The look Newto shared with his wife was not lost on Sorrow, but much like her mother, when she saw a wrong, she sought to right it. And, unlike her mother, she was a doctor, a healer, and she knew the only way to save the lives of the people living here, in these medieval conditions, was to make changes – fast.
“I will call the meeting,” Newto sighed, “but remember, Sorrow, to many you are not human, you are Earthborn. They may allow you to heal their children, but that doesn’t mean they will follow you.”
She was about to reply when the alarm sounded.
The sea of black circling the Keep walls sent a shiver of dread down Sorrow’s spine.
All around her the men of the Keep stood behind the battlements wit
h their spears, bows and arrows at the ready, just waiting for the Sin to get within range.
“They are the ugliest things I have ever seen,” Etienne frowned, shaking his head in wonder at the creatures below.

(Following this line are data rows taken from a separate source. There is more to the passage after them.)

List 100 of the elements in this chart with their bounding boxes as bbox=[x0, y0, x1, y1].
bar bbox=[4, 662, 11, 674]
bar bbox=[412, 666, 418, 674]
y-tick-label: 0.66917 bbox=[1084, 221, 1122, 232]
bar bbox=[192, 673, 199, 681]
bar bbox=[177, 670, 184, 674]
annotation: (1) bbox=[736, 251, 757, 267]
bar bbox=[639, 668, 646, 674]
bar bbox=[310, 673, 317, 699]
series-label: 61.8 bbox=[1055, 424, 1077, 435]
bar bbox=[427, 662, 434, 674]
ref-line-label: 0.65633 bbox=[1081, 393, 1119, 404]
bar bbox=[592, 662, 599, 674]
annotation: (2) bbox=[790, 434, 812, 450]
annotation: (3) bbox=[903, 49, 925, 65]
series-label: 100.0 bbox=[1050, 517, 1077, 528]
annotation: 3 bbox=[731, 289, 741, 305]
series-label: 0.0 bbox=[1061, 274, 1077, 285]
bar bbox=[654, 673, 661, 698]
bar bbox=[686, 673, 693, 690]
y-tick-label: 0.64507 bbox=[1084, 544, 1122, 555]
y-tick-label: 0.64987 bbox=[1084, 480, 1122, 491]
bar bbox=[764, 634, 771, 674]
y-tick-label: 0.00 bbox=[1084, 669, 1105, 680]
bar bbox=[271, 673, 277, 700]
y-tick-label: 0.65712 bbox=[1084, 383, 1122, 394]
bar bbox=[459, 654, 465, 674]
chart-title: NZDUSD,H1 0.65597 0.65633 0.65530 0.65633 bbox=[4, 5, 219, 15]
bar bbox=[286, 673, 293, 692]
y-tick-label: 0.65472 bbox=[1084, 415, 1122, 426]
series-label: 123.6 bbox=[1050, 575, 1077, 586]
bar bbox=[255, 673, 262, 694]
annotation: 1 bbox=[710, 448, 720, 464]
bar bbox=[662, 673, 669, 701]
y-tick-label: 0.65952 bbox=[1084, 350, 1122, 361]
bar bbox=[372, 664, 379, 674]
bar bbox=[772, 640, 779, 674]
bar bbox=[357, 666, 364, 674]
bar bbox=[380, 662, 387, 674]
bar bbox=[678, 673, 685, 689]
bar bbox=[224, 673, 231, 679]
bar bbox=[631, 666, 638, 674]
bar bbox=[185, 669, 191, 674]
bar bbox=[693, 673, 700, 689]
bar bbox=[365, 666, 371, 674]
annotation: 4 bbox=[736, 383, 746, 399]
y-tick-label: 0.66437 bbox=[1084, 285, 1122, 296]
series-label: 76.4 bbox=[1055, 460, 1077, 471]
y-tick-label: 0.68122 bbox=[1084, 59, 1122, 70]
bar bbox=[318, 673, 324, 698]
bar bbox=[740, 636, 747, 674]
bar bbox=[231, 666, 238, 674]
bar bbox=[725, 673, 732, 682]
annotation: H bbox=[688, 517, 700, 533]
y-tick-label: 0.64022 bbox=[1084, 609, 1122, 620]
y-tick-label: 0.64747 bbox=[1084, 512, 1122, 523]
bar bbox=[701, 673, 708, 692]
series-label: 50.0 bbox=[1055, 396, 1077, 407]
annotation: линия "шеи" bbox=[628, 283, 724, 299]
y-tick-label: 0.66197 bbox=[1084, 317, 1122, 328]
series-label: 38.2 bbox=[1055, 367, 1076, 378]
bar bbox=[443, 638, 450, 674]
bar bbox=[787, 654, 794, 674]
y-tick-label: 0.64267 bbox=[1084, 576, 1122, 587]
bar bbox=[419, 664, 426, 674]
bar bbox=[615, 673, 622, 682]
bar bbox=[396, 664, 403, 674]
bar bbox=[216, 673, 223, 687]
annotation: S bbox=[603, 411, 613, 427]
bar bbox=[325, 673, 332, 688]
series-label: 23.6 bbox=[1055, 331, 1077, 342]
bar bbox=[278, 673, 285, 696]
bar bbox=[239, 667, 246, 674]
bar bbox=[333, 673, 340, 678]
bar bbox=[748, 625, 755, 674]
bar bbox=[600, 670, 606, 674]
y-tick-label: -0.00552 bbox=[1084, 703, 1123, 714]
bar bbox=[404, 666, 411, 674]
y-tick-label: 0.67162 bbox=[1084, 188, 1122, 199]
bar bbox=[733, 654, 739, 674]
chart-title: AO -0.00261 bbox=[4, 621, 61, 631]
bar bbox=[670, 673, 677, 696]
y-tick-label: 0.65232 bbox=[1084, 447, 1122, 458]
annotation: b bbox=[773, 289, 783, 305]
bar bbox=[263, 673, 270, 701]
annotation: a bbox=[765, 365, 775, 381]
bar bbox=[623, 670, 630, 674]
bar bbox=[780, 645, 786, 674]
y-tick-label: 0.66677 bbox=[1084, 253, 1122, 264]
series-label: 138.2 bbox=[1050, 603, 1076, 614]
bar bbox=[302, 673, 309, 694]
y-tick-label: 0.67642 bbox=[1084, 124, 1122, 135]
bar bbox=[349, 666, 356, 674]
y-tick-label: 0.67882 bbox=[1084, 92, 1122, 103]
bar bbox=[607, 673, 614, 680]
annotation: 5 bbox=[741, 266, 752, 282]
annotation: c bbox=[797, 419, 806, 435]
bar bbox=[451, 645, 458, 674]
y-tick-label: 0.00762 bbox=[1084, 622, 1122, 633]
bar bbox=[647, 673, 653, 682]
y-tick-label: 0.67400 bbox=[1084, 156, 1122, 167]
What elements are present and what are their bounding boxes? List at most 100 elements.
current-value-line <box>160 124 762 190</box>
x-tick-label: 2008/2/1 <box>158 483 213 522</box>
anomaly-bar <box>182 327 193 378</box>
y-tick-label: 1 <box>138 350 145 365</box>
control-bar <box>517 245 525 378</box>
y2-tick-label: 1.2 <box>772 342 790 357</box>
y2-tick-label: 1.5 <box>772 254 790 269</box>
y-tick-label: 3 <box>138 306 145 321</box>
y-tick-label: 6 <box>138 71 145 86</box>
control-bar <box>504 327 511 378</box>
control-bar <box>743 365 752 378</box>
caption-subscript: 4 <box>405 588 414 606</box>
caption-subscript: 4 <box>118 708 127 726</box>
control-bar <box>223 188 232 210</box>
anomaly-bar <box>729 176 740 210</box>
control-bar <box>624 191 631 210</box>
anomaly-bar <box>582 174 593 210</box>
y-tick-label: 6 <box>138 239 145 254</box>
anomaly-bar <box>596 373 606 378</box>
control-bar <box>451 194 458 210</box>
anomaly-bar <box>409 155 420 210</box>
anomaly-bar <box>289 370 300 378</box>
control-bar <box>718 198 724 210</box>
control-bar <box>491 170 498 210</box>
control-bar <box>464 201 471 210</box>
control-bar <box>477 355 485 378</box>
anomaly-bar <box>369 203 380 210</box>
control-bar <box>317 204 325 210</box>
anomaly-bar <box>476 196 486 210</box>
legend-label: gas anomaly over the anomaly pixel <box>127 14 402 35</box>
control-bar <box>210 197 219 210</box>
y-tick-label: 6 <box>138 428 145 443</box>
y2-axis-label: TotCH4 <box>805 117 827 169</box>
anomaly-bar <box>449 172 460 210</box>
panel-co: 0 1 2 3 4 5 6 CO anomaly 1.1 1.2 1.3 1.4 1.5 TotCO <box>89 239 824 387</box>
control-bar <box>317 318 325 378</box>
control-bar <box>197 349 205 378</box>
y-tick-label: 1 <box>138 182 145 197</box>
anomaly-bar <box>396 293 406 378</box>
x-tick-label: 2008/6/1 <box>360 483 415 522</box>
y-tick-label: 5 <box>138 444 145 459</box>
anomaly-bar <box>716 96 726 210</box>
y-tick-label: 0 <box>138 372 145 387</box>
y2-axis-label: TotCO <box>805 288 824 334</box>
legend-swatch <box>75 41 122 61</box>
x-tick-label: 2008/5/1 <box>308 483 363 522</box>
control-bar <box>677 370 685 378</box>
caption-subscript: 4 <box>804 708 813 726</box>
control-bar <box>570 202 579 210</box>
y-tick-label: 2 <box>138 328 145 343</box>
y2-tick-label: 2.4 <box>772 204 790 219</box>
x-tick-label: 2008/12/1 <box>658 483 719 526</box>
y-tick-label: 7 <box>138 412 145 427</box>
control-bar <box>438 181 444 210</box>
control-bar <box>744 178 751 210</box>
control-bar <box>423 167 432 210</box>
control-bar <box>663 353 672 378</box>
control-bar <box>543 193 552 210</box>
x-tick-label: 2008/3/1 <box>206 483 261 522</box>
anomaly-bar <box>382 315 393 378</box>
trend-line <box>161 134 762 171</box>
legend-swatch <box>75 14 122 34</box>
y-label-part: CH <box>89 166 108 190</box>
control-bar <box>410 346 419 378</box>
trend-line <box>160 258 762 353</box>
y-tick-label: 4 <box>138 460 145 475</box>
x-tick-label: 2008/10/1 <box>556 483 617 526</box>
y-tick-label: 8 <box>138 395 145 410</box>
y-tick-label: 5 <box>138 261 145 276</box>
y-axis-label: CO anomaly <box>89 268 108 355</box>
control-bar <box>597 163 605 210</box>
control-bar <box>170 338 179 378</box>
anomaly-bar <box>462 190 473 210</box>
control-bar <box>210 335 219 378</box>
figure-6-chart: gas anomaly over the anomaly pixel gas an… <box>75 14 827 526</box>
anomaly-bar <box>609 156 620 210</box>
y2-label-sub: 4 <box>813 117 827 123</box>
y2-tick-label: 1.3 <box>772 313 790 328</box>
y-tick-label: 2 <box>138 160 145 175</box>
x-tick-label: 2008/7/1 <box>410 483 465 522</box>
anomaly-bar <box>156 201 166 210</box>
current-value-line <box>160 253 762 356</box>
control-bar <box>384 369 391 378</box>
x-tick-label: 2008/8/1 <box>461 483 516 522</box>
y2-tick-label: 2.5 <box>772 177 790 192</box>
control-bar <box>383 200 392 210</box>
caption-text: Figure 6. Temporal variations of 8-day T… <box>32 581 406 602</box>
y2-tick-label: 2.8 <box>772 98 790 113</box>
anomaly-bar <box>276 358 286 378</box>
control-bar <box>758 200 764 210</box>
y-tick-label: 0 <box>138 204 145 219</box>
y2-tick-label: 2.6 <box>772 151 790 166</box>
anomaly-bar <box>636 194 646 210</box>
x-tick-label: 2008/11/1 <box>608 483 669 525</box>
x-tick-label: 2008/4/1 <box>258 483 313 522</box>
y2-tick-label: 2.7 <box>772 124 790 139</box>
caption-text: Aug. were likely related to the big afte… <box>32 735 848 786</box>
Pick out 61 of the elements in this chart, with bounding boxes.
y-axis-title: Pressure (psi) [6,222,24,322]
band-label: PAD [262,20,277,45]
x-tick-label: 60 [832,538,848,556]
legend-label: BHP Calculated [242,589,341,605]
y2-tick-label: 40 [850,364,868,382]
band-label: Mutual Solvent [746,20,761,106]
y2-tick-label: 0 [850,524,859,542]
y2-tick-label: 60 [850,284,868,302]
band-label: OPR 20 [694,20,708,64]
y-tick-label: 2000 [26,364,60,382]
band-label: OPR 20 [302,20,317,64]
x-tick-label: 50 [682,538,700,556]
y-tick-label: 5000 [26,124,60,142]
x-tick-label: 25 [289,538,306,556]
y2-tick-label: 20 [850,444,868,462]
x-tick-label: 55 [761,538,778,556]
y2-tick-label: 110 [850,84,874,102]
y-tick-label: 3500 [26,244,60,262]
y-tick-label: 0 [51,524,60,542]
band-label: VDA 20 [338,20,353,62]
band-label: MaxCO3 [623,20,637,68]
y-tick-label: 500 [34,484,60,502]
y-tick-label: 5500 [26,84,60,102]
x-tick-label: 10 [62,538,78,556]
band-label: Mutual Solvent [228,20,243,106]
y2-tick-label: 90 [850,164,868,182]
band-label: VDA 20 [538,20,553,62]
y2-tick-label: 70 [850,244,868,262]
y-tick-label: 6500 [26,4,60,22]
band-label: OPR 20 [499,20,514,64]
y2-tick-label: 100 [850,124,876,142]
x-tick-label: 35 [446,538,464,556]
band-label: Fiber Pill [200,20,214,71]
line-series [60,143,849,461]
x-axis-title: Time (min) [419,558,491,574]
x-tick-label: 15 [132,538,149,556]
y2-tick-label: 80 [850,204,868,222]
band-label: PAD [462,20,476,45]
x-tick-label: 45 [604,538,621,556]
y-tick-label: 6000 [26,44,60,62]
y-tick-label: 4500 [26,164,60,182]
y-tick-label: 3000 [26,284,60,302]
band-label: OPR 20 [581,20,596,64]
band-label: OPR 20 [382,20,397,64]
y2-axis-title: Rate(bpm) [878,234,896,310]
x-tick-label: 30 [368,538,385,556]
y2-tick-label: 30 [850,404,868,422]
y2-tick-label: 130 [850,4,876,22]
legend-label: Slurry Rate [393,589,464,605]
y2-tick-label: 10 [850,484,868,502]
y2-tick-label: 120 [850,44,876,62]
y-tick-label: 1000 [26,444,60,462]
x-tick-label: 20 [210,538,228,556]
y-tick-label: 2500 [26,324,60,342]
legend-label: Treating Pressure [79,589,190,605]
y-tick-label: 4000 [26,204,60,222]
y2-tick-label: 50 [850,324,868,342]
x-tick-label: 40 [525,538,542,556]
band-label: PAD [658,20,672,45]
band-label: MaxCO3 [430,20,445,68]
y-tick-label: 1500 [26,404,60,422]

“Yes,” Sorrow sniffed, the heavy drizzle making her shiver and her nose run, “Mum thought they were Orcs, like from Lord of The Rings, when she first saw them, and I can understand why, they look very similar from a distance.”
“I don’t know this book you reference,” Etienne said, his eyes narrowing as the forms began to creep closer, “but they look like the very denizens of hell to me.”
“They’re not,” Sorrow said, turning to briefly meet his eyes, “they are beings, just like you and I, with feelings and thoughts and plans. It is just that they don’t know what they are doing is wrong. Mum said they think of us as animals, they don’t give as much thought to eating us as people give to slaughtering a cow or a chicken and serving it up.”
“Cows and chickens don’t speak,” Etienne smirked.
“Yes, they do,” Sorrow frowned, “we just don’t speak their language.”
Etienne shook his head and checked his gun for ammunition. He had a small automatic handgun, German make, given to him by Clara before they left Earth, a machine gun, a gift from Sorrow’s uncle Jamie, and a range of other weapons packed in his trunk on board the spacepod. Tonight, in a hurry, he had decided upon the handgun and the machine gun, although he didn’t think the latter very sporting when he picked it up. Now, however, seeing the creatures below, he had no problem at all with killing them en masse.
Setting the range on the small machine gun he leaned it on the battlement and took aim at a big Sin who had just stepped to the front of the line.